Key takeaways:
- Credit Suisse’s stock dropped 25% after Saudi National Bank announced it would not be increasing its investments in the company.
- The sell-off was felt across the globe, with the Dow, S&P 500, and Nasdaq Composite dropping by more than 1.4%, and Bank of America’s stock trading 3% lower.
- Saudi National Bank representatives cited regulatory concerns as the reason for their decision not to increase their investments in Credit Suisse.
On Wednesday, Credit Suisse, one of the world’s largest banking giants, saw its stock plunge to a record low after its largest shareholder, Saudi National Bank, announced it would not be increasing its investments in the company. This news caused a sell-off in the markets, with the Dow and S&P 500 both dropping by more than 1.4%, and the Nasdaq Composite dropping 1%.
The Swiss banking giant had already reported its largest annual loss since the 2008 financial crisis in February, a loss of $1.5 billion, after clients pulled out their investments.
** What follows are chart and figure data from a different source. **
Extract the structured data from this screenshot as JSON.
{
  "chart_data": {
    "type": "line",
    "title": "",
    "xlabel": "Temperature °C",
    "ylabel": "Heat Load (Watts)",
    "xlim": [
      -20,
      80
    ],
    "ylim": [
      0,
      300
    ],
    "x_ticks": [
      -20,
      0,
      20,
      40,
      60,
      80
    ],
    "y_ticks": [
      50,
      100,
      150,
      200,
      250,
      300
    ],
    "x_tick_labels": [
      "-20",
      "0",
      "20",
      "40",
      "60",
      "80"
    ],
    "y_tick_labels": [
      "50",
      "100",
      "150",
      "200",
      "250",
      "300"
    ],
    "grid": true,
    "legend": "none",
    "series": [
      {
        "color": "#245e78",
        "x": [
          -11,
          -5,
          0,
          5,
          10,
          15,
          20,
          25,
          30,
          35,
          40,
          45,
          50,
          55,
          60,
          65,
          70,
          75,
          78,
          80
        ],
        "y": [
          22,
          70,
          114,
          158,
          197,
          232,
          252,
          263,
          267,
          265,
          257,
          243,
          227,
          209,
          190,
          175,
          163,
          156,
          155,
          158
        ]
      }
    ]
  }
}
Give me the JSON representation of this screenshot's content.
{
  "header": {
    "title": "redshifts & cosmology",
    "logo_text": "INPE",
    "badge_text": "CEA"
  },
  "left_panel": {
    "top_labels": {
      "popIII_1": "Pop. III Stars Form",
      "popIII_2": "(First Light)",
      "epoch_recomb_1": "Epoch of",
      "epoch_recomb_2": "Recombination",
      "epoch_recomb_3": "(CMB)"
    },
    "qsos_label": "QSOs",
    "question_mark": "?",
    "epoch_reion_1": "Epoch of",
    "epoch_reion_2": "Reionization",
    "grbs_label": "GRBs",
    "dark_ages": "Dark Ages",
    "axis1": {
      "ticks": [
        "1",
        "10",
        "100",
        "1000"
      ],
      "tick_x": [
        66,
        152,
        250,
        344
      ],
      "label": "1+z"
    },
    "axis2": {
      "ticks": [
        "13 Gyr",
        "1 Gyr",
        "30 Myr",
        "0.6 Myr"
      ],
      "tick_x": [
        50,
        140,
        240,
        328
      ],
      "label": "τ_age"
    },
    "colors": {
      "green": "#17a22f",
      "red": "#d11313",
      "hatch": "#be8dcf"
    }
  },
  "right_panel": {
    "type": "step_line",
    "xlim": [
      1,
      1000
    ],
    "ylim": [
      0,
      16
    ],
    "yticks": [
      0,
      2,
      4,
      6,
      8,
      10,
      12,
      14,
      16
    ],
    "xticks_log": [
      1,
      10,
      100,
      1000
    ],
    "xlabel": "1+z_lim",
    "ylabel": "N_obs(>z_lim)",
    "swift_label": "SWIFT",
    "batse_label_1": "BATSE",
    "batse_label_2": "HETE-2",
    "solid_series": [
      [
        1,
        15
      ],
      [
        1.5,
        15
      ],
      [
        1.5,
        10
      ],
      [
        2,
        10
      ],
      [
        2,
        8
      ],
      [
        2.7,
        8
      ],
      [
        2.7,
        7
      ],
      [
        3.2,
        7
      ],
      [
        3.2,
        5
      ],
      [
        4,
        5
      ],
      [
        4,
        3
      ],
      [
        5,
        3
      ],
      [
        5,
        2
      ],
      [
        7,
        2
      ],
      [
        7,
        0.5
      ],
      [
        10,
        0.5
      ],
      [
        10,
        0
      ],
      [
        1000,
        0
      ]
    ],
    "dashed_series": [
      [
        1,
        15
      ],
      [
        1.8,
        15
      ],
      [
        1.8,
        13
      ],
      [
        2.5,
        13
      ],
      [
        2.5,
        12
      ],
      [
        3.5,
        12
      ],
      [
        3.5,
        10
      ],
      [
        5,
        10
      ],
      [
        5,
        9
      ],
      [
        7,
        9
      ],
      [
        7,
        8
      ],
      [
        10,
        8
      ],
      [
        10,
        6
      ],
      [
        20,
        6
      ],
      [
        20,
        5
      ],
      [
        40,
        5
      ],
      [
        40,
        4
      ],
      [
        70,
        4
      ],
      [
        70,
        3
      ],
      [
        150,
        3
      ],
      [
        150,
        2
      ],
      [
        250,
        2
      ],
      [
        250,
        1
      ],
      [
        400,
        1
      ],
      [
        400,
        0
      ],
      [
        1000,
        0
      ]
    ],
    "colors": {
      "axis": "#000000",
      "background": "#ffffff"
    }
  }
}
This news of Saudi National Bank’s decision to not increase their investment further shook the markets, causing Credit Suisse’s stock to drop by 25%.
The sell-off was felt across the globe, with European markets also dropping significantly. Bank of America’s stock was trading about 3% lower. Saudi National Bank representatives cited regulatory concerns as the reason for their decision not to increase their investments in Credit Suisse.
The news of Saudi National Bank’s decision to not increase their investments in Credit Suisse has caused a ripple effect in the markets, with stocks dropping significantly across the world. Investors are now watching to see how the markets will react in the coming days, as the banking giant continues to struggle.